Heart transplant teams are under pressure to make faster, better donor decisions

Artificial intelligence is being positioned as a practical tool for one of the most time-sensitive decisions in medicine: whether to accept a donor heart. Research presented at the International Society for Heart and Lung Transplantation’s 46th Annual Meeting argues that AI systems could help transplant programs make better use of donor hearts that are currently being declined, potentially widening access for patients who wait months for a transplant.

The problem is not a shortage alone. It is also a matching and decision problem under severe time pressure. According to the meeting presentation summarized in the source text, only about 30% to 40% of hearts that become available in the United States are actually used for transplant. At the same time, demand is high enough that patients may spend months waiting, sometimes on life support in intensive care.

That imbalance creates the opening for decision-support tools. If a meaningful share of discarded hearts are being turned down too conservatively rather than for unavoidable medical reasons, better triage could save lives without changing the underlying donor pool.

Why donor-heart decisions are so hard

When a heart becomes available, transplant teams do not have the luxury of extended review. The source text says a cardiologist or surgeon typically has just 15 to 30 minutes to weigh multiple variables, including the donor’s medical history, imaging, and laboratory results, and determine whether the organ is a good match for a particular patient.

That compressed decision window is central to the case for AI. It is not presented as a replacement for clinical judgment, but as a way to synthesize a large set of inputs more consistently than a human team can manage alone in the middle of the night or under ICU-level urgency. Brian Wayda of NYU Grossman School of Medicine, who presented the work, described these as life-and-death decisions made under extreme time constraints.

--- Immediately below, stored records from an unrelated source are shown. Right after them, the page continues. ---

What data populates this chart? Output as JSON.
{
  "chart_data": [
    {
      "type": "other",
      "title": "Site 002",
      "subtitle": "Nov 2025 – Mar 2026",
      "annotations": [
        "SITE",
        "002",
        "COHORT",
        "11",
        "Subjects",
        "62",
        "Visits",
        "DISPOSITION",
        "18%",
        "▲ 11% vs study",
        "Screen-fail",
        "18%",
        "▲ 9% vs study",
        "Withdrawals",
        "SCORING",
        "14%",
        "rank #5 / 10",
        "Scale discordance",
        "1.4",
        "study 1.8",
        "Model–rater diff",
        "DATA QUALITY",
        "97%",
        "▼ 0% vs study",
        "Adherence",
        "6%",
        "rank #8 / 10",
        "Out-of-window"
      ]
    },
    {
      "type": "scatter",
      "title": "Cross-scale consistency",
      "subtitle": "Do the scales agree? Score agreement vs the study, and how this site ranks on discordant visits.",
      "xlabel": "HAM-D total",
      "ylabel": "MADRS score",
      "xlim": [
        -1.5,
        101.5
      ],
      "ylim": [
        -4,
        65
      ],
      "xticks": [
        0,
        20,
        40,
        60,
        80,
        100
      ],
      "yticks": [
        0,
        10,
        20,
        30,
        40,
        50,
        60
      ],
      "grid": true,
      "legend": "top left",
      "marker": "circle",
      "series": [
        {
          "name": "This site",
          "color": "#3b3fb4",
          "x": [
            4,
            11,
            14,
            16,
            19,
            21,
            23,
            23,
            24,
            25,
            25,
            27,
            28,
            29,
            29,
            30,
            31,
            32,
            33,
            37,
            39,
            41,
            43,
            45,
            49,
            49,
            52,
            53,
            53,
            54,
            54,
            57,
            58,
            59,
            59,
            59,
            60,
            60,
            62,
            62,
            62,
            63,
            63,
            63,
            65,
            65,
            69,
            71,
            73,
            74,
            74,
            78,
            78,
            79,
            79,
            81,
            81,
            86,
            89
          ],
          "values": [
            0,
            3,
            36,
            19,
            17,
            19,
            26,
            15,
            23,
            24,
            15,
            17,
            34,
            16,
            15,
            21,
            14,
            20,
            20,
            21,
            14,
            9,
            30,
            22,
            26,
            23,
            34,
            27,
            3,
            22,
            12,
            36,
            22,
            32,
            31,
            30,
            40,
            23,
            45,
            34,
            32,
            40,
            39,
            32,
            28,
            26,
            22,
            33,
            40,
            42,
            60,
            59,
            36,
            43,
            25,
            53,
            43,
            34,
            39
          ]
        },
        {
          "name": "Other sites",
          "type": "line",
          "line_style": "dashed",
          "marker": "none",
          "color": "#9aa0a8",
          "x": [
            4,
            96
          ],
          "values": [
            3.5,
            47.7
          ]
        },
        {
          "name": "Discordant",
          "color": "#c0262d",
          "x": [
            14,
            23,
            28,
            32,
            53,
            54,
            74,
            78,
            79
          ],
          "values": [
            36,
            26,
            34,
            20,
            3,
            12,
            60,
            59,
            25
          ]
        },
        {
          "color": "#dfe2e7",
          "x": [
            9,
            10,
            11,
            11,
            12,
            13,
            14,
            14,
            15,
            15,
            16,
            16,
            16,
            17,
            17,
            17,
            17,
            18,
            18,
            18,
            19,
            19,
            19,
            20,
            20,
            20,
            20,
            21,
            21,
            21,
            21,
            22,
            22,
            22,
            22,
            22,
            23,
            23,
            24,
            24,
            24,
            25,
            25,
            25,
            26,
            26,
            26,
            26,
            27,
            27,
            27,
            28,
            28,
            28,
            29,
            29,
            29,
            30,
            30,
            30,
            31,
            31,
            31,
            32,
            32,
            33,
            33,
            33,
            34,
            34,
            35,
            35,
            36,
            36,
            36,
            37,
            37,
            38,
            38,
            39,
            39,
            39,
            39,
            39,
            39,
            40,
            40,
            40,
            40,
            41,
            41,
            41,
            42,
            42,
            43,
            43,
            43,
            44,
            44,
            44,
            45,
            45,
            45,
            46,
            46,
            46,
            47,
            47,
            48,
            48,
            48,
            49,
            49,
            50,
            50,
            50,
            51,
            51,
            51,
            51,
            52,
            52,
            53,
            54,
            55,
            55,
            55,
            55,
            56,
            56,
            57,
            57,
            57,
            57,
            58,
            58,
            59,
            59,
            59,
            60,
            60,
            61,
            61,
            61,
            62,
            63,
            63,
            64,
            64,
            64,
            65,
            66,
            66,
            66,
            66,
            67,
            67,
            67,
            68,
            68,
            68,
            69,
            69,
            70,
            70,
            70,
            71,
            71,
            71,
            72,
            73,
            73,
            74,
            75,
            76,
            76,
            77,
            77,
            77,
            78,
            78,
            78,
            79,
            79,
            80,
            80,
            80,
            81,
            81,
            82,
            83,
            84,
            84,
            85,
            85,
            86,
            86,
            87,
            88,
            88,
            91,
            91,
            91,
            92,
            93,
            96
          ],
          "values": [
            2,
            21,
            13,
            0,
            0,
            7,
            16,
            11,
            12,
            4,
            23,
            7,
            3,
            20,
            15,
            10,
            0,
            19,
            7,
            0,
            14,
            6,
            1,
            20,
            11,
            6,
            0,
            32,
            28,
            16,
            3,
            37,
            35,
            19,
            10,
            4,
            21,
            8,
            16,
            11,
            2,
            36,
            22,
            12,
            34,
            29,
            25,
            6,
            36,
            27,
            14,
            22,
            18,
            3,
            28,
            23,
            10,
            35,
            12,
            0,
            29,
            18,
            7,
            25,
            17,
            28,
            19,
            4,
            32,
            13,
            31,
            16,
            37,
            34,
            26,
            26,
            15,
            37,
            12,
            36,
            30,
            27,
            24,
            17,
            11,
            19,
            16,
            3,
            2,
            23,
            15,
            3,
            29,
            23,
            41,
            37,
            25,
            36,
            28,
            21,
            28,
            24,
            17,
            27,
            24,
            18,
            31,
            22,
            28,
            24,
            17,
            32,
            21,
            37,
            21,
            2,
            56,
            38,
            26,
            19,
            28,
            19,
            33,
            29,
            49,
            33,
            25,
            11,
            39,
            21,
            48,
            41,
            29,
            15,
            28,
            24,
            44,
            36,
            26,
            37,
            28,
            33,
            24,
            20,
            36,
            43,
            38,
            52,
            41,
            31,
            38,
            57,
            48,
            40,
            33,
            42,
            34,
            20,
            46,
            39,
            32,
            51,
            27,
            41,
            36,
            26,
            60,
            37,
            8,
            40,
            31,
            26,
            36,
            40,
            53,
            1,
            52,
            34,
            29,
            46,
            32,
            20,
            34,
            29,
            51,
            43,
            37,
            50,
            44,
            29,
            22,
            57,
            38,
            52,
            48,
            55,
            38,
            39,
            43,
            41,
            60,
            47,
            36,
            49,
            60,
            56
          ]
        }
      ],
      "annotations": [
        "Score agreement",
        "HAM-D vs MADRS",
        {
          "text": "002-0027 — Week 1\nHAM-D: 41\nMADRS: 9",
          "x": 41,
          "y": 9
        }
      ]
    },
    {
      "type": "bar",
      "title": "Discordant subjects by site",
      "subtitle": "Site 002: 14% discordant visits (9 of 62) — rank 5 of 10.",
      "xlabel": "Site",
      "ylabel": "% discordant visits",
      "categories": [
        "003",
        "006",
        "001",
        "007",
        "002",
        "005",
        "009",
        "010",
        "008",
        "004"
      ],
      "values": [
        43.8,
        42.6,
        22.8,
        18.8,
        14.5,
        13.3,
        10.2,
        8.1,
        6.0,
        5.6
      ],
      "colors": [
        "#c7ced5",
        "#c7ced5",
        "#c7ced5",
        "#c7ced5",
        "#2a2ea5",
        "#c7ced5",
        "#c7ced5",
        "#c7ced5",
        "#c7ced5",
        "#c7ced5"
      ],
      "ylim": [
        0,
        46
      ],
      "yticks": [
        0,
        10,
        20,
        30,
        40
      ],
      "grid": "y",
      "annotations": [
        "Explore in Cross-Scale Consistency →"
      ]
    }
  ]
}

In transplant medicine, inconsistency has real consequences. Different teams may evaluate the same donor profile differently, and the stakes of a false negative are unusually high: a potentially usable heart is not simply deferred but can be lost to the system entirely for that recipient and often for transplantation altogether.

The new tools aim to standardize risk without removing clinicians

The meeting presentation outlined several AI models designed to support this decision-making process. One highlighted tool is TOPHAT, short for Tool Predicting Heart Acceptance for Transplant. Developed by Wayda in collaboration with ISHLT President-Elect Kiran Khush of Stanford Health Care, the web-based model uses 20 donor characteristics to estimate the probability that a transplant center will accept a donor heart based on historical data.

That framing is notable. The tool is not described as directly declaring a heart safe or unsafe. Instead, it estimates acceptance likelihood using patterns from prior decisions. In practice, that could make it useful both as a predictor and as a mirror, showing when a team’s instinct diverges sharply from broader historical behavior.

The source text emphasizes that these systems are intended to synthesize risk rather than replace physicians. That distinction is likely to matter for adoption. In a field as high stakes as heart transplantation, fully automated acceptance decisions would face significant clinical and ethical resistance. Decision support, by contrast, may be easier to integrate because responsibility remains with the transplant team.

The opportunity is in the hearts that may be needlessly lost

The strongest case for AI in this setting comes from the gap between supply and use. If only 30% to 40% of available hearts are transplanted, there is little room for complacency. The source text explicitly notes that research shows not all donor hearts are justifiably discarded. That does not mean every rejected heart should have been used, but it does mean a portion of the current rejection pattern may be avoidable.

For patients waiting on transplant lists, that distinction is not academic. Each avoidable discard can represent a missed chance at survival or recovery. The value of AI here is therefore less about futuristic automation and more about raising the floor on consistency, especially when teams must work quickly across a large and heterogeneous set of donor profiles.

It may also reduce variation across institutions. Some centers are more aggressive than others in taking marginal or complex donors. A strong prediction model could provide a common framework for discussing risk, making decision-making more data-driven across centers that currently rely on local habit, experience, and institutional culture.

What would success look like?

The clearest success metric would be simple: more donor hearts used safely. The source material does not claim that AI has already solved the problem, nor does it provide definitive outcomes data showing system-wide implementation. What it does show is that clinicians and researchers are building tools specifically around a chokepoint that has outsized consequences for transplant access.

If those tools help teams identify hearts that are acceptable but currently overlooked, the impact could be significant without requiring any new breakthrough in organ generation, preservation, or surgery. In that sense, the work is a reminder that some of medicine’s biggest gains can come not only from new therapies, but from better decisions about the resources already available.

The broader message from the transplant meeting is that AI’s most credible role in health care may be narrowly defined and operational. In the donor-heart setting, that means helping humans make a difficult call more quickly, more consistently, and with a better grasp of patterns hidden in historical data. Given the scale of the donor shortage and the narrow decision window, that is a highly practical ambition.